ロースクールでは常に出口に近い席を確保し

山本モナ
弁護士として企業法務を中心に携わっていく予定

── ロースクール在学中、お子さんの急な体調不良などで対応が必要になる場面もあったかと思います。どう折り合いをつけていたのですか。

 

山本さん:「熱が出たので迎えに来てください」といった電話は何度かありました。ただ、途中で退席すると欠席扱いになるので、「あと何分で出ますから」などとやりとりしながら、ギリギリのところで調整していました。こうした事態はあらかじめ想定していたので、最初から出口に近い席を確保するようにもしていましたね。

 

── 40代後半での挑戦。体力や記憶力との戦いもあったと思います。

 

山本さん:やはり若い受験生たちとは違い、記憶力の減退は痛感しました。忘れるスピードがすごく速いんです。だから、覚える必要があるものは目にする頻度を極限まで上げるという方法で、記憶の低下を補いました。
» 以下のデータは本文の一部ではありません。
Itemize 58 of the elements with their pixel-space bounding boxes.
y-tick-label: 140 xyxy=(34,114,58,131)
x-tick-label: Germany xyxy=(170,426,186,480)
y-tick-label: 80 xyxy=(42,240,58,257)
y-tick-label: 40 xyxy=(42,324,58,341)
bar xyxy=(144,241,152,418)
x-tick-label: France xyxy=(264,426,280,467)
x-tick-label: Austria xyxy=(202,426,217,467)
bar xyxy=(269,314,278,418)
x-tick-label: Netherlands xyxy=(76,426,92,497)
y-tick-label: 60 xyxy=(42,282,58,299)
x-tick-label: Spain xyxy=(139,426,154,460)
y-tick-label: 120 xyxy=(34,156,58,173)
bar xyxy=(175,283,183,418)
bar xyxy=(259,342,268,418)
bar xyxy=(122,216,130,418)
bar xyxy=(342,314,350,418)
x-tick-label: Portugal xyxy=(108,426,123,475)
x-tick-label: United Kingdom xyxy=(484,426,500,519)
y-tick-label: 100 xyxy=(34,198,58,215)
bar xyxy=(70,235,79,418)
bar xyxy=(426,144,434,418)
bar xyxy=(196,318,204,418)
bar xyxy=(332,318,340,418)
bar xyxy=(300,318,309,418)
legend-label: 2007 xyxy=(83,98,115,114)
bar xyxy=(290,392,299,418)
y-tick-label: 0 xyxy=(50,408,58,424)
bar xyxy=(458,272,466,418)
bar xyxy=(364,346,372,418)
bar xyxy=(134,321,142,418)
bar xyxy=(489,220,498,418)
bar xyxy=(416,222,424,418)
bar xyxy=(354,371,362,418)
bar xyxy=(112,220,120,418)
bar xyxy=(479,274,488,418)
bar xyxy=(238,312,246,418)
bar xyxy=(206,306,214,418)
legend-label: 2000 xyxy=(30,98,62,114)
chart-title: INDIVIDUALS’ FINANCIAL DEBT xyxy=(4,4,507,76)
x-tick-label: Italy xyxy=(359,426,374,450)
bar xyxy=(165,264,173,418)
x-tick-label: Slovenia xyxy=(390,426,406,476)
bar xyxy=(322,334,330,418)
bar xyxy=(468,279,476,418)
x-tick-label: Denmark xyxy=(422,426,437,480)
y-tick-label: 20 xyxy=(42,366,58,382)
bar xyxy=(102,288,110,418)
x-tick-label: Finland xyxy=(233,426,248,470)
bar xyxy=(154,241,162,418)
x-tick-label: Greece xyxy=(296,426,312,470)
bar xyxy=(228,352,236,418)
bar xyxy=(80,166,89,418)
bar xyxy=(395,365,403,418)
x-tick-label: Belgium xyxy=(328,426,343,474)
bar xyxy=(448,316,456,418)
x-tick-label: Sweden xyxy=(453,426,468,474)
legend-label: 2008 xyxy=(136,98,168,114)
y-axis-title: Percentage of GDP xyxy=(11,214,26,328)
また、ずっと机に向かっていたせいでヘルニアにも苦しめられて…。階段を上がると激痛が走るので、なかなか大変でした。

 

── 子育てと勉強を両立しながら、2度の司法試験を受験しますが、そのときは不合格でした。努力を重ねて挑んだ結果がわかったときは、どう感じられましたか?

 

山本さん:2回目の不合格は、本当にショックでしたし、自信もプライドもズタズタになりました。いろんなものを犠牲にして、これ以上ないほど努力したつもりだったのに、と。試験結果以上に、自分のこれまでの努力や人間性まで否定されたような気持ちになり、1週間くらいは活字も目に入らないくらい落ち込みました。「もう一生受からないんじゃないか」と思ったほどです。お世話になった方々へ不合格の報告をするのもつらかったですね。

 

ですが、いつまでも立ち止まっていても仕方がないと思い直し、同級生の弁護士に相談し、勉強のスタイルを根本から見直しました。